Daily Archives: February 3, 2018

High and Low (1963)

High and Low (Tengoku to jigoku)
Directed by Akira Kurosawa
Written by Hideo Oguni, Akira Kurosawa etc. from a novel by Evan Hunter (Ed McBain)
1963/Japan
Kurosawa Production Company/Toho Co.
Repeat viewing/Netflix rental

[box] Ginjirô Takeuchi, medical intern: …Besides, it’s amusing to make fortunate men taste the same misery as the unfortunate.[/box]

Repeat viewings do not lessen the pleasures of this one.

Kingo Gondo (Toshiro Mifune) is the factory manager of National Shoe Co.  He has been quietly buying up stock in order to take charge of the company.  There is a dispute between the director/stockholders who want to make stylish but cheap and profitable shoes and Gondo who wants to make a quality product.  It is clear that the other stockholders want to force Gondo out if he won’t go along.  Gondo has now mortgaged everything he owns in order to acquire the final shares that will give him a majority.
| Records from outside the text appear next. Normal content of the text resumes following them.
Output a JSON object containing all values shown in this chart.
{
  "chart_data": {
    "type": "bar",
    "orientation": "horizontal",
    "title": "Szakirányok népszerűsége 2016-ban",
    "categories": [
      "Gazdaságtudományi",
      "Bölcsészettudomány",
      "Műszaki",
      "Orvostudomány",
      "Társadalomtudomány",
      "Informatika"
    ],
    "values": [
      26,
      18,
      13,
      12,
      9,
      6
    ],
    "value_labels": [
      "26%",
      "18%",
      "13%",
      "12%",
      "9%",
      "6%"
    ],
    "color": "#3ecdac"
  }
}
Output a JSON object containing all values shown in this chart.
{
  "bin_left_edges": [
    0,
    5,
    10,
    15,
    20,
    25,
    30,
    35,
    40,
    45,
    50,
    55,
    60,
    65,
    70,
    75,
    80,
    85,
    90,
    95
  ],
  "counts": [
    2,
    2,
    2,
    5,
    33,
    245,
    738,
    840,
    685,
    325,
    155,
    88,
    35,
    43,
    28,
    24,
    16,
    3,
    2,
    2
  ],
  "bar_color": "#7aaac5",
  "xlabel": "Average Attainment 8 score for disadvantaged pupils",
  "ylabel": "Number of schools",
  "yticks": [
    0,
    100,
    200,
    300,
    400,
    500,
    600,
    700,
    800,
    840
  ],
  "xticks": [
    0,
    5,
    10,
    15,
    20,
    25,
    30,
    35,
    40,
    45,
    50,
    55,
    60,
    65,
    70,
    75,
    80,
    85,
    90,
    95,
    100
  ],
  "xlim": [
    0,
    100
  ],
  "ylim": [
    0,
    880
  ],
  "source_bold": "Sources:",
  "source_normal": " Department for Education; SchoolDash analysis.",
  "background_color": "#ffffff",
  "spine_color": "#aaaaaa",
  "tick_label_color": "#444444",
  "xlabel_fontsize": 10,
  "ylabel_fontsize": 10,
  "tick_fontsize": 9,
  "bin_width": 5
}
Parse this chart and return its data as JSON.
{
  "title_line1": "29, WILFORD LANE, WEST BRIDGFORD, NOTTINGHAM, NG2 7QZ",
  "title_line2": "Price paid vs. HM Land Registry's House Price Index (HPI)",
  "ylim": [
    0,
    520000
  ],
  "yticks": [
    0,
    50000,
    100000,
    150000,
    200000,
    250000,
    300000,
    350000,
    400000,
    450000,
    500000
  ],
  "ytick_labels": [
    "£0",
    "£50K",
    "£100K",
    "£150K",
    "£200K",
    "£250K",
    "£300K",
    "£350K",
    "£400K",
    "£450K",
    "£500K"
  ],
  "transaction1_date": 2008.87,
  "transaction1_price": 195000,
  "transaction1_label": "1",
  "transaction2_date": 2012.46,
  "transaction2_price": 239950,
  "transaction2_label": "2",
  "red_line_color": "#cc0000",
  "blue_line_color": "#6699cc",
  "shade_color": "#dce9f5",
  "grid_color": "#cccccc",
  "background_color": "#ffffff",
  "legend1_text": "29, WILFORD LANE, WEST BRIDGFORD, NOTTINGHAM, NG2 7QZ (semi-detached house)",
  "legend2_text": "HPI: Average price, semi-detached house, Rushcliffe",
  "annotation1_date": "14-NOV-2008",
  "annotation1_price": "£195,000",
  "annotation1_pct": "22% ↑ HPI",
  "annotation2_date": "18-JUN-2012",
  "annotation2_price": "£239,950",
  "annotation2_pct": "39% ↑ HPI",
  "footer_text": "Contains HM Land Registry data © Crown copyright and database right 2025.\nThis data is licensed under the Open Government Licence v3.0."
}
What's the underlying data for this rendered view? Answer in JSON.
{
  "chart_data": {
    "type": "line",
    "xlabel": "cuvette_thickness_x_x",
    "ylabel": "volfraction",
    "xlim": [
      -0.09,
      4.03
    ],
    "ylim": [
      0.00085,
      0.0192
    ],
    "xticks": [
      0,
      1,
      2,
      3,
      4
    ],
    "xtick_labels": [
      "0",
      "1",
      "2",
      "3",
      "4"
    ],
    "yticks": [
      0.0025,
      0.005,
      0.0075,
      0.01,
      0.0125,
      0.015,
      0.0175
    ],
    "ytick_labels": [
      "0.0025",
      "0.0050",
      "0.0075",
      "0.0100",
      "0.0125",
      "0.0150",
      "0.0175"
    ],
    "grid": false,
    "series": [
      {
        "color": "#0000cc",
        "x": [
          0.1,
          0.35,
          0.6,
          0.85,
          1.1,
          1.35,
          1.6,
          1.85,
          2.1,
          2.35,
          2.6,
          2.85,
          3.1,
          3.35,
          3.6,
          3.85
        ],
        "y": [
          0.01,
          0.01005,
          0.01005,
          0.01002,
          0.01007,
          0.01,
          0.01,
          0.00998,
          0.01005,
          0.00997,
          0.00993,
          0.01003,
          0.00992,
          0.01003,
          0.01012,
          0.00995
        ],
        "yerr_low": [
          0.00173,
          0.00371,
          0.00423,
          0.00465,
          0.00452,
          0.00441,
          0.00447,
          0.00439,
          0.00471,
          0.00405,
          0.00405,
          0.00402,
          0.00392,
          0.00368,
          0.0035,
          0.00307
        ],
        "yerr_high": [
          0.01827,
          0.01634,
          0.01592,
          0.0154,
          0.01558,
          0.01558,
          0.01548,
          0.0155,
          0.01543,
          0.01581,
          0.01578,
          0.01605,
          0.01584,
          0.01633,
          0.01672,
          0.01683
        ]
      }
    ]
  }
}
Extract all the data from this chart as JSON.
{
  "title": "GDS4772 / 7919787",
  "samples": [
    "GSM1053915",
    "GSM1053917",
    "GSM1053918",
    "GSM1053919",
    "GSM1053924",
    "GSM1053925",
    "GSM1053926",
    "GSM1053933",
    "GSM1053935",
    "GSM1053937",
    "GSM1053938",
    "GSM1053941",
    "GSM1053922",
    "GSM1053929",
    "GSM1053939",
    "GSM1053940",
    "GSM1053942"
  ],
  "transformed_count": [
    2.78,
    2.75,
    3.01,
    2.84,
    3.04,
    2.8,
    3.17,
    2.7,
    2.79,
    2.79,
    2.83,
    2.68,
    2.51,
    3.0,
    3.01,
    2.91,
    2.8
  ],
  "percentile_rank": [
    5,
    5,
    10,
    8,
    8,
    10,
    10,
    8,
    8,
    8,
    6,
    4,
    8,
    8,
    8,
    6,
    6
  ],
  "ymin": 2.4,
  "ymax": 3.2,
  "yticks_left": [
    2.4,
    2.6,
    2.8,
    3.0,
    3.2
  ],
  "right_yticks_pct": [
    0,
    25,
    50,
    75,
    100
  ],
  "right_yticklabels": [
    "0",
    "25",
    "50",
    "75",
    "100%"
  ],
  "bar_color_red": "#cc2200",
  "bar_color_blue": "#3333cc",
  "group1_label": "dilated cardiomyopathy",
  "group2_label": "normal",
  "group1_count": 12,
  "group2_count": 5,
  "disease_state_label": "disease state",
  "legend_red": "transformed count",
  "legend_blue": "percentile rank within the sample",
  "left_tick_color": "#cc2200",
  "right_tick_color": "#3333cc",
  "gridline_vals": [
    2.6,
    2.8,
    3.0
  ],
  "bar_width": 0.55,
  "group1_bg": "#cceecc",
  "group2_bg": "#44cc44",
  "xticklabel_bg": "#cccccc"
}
At this precise moment, a kidnapper seizes a boy that he believes to be Gondo’s son.  Gondo is only too happy to pay the ransom.  But when it turns out the kidnapper seized his chauffeur’s son by mistake, Gondo has a crisis of conscience.  The remainder of the movie is a police procedural covering advice given during the kidnapping itself and later the search for the kidnapper and the money.  With Tetsuya Nakadai as the lead detective on the case.

I’ve always loved this one.  Maybe it’s because I enjoy seeing Mifune in his more subdued roles.  I have to admit that the second act drags a bit and that the scenes in the heroin den are perhaps overdone.  Nothing that mars my enjoyment of the story though.  Recommended.

The Ghost (1963)

The Ghost (Lo spettro)
Directed by Riccardo Freda
Written by Oreste Biancole and Riccardo Freda
1963/Italy
Panda Societa per L’Industria Cinematografica
First viewing/Amazon Prime

 

[box] “Now I know what a ghost is. Unfinished business, that’s what.” ― Salman Rushdie, The Satanic Verses[/box]

This is a solid ghost story but not outstanding in any way.

Scientist Dr. John Hitchcock is confined to a wheelchair.  His only remaining interest is exploring the borderland between life and death through seances.  “Friend” Dr. Charles Baldwin is experimenting on the use of a poison and antidote to stimulate John’s crippled limbs.  Charles is having an affair with John’s young wife Margaret (Barbara Steele).  The two execute a plan to murder John for the treasure he has hidden.  But before long they are wondering whether John has come back from the grave to haunt them.

This is OK.  It’s always fun to watch Barbara Steele.